Sie waren auch jahrelang in der Türkei tätig. Ist die Begeisterung für den Fussball dort vergleichbar mit jener in Köln?Auf jeden Fall. Auch der 1.FC Köln ist für viele Menschen Teil ihres Lebens, und das spürt man eigentlich überall, egal ob beim Einkaufen, Essengehen oder Spazieren. Du wirst immer wieder auf den FC angesprochen, und jeder drückt seine Verbundenheit und Unterstützung aus.

Welchen Bezug haben Sie zum Schweizer Fussball?Ich hatte zum ehemaligen Nationaltrainer Köbi Kuhn ein sehr gutes Verhältnis und habe mich über seine Erfolge sehr gefreut. Den einen oder anderen Schweizer Nationalspieler habe ich auch selber in meinen Mannschaften erleben können.

Erinnern Sie sich an den Philips-Cup, ein internationales Fussballturnier in Bern, das Sie 1989 mit Köln und 1991 mit Stuttgart gewonnen haben?Ja, ich erinnere mich gerne an den Philips-Cup in Bern. Es war ein tolles Turnier mit starken Mannschaften, bei dem wir das Glück hatten, dabei zu sein und sogar zu gewinnen. Damals gab es ja noch nicht so viele Testspiele gegen internationale Gegner. Das Turnier war immer sehr gut organisiert und ein Highlight in der Saisonvorbereitung.

Wie stufen Sie den Schweizer Fussball ein?
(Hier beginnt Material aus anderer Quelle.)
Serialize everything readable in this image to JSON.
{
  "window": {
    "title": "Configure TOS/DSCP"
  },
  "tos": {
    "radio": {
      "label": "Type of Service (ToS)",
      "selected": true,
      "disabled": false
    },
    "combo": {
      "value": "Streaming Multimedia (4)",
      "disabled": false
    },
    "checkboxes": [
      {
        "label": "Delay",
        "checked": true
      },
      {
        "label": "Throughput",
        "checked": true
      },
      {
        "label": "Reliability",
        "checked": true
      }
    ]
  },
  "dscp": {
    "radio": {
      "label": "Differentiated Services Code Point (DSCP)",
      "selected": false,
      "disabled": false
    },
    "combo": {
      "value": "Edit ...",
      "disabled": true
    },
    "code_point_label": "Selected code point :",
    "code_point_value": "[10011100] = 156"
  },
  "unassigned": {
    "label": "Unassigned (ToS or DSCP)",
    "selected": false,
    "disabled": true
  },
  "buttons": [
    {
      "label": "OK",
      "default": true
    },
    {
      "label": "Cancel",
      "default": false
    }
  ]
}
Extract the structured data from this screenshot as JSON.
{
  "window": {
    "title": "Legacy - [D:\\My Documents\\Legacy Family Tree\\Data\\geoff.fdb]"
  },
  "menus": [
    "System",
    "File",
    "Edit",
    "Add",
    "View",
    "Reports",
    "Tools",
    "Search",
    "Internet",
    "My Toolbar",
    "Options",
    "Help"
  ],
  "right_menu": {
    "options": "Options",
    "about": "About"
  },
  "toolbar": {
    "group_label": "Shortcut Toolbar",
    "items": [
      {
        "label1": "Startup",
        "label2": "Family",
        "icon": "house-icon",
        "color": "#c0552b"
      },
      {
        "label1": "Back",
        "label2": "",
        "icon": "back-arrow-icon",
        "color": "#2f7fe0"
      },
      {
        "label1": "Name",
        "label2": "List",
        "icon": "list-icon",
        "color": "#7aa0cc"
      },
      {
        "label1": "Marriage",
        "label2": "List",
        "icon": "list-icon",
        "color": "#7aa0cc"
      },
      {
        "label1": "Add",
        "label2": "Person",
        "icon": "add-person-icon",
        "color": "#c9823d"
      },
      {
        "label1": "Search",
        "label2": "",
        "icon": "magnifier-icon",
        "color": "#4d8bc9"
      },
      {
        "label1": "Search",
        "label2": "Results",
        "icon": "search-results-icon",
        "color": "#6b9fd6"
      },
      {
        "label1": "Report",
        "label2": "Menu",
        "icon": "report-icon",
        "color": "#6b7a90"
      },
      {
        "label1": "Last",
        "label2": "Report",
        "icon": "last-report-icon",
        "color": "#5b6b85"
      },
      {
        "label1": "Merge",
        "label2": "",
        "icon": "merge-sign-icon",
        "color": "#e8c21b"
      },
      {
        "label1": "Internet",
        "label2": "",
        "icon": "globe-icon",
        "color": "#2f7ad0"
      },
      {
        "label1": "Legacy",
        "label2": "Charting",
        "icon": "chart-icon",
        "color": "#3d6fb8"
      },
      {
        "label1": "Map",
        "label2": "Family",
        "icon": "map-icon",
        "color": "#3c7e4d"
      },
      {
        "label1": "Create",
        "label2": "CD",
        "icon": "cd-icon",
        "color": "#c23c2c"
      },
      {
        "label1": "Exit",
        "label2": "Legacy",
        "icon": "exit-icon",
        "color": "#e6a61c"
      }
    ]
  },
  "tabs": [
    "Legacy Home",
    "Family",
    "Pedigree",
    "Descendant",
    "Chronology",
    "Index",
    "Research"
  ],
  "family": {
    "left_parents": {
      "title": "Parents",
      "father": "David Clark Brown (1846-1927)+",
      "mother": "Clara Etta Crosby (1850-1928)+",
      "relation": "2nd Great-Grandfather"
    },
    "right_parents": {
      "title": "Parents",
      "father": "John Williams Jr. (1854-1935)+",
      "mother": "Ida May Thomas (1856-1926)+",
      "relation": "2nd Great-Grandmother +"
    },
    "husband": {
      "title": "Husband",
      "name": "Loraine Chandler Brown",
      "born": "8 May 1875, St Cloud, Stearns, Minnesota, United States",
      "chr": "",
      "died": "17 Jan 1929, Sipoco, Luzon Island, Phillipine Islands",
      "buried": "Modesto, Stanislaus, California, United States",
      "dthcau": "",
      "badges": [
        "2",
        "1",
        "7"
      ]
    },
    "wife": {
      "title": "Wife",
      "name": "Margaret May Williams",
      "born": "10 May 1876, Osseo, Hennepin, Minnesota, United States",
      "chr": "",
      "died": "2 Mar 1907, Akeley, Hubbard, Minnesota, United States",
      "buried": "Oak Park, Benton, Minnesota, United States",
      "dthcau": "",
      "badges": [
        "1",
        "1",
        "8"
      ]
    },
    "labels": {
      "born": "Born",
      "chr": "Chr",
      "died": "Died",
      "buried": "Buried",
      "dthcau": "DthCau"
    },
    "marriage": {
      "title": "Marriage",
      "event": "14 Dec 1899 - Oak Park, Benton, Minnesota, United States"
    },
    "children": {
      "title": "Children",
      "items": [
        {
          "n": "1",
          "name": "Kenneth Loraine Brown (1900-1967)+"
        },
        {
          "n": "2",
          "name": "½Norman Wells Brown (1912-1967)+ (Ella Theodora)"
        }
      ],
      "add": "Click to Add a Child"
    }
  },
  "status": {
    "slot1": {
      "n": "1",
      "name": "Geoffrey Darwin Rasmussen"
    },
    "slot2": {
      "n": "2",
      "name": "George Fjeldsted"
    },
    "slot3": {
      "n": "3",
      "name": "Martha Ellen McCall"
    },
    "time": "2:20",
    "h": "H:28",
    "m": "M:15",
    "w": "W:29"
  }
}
Das Nationalteam war zuletzt ja immer an grossen Turnieren dabei, verlor aber kürzlich gegen Luxemburg......ja, aber aus seinen begrenzten Möglichkeiten hat der Schweizer Fussball mit einer vorbildlichen Nachwuchsförderung viele gute Spieler herausgebracht. Das hat sich auch in überzeugenden Auftritten der Nationalmannschaft in den letzten Jahren niedergeschlagen. Das Spiel gegen Luxemburg sollte man als eine Ausnahme sehen, schnellstens abhaken und sicher nicht überbewerten. Die Chance zur Reaktion kommt ja schon am nächsten Wochenende.

Was wissen Sie über die Berner Young Boys?Bern ist eine der Fussballhochburgen in der Schweiz. Die Young Boys haben sich sehr gut positioniert und sind eine Topadresse im Schweizer Fussball.
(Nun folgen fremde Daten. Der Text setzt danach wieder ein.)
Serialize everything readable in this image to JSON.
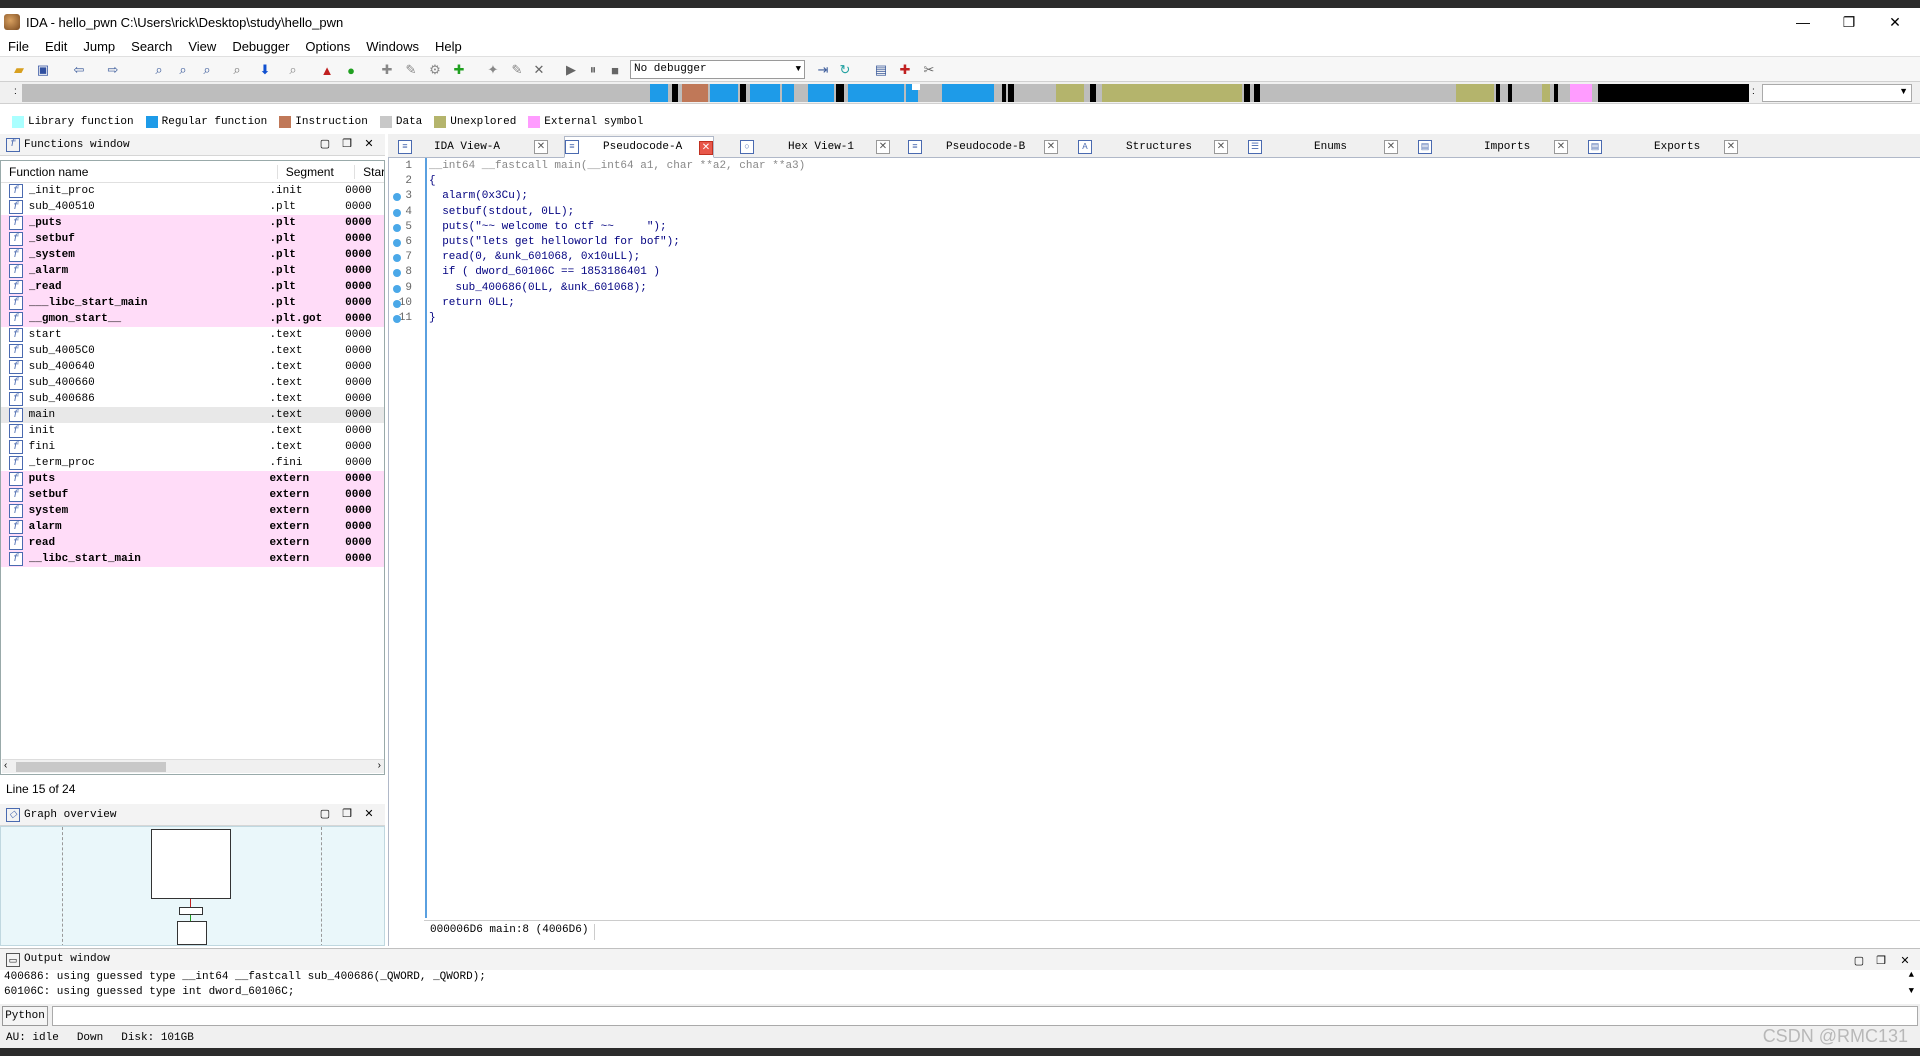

Wie wichtig ist denn so ein Testspiel in der Länderspielpause?Ein Testspiel ist auch für Spieler, die nicht so oft zum Einsatz kommen, eine willkommene Möglichkeit, ihr Können unter Beweis zu stellen.

Lukas Podolski ist ein echter Kölner und in seiner Heimat immer noch sehr beliebt. Er ist bei Bayern nicht immer glücklich. Wie realistisch ist eine Rückkehr Podolskis nach Köln, da München vermutlich rund 20 Millionen Euro Ablöse fordern dürfte?Lukas Podolski hat einen laufenden Vertrag. Bayern München hat eindeutig signalisiert, dass sie den Spieler nicht abgeben wollen. Und wir respektieren bestehende Verträge. Aber selbstverständlich ist er ein grossartiger Spieler, der sich in Köln sehr wohl fühlt.

Sie sind eine der schillerndsten Figuren in der Bundesliga, nicht nur wegen Ihrer Kokainaffäre vor einigen Jahren. Was würden Sie im Rückblick anders machen?Die Beantwortung dieser Frage würde eine Sonderausgabe ihrer Zeitung nach sich ziehen...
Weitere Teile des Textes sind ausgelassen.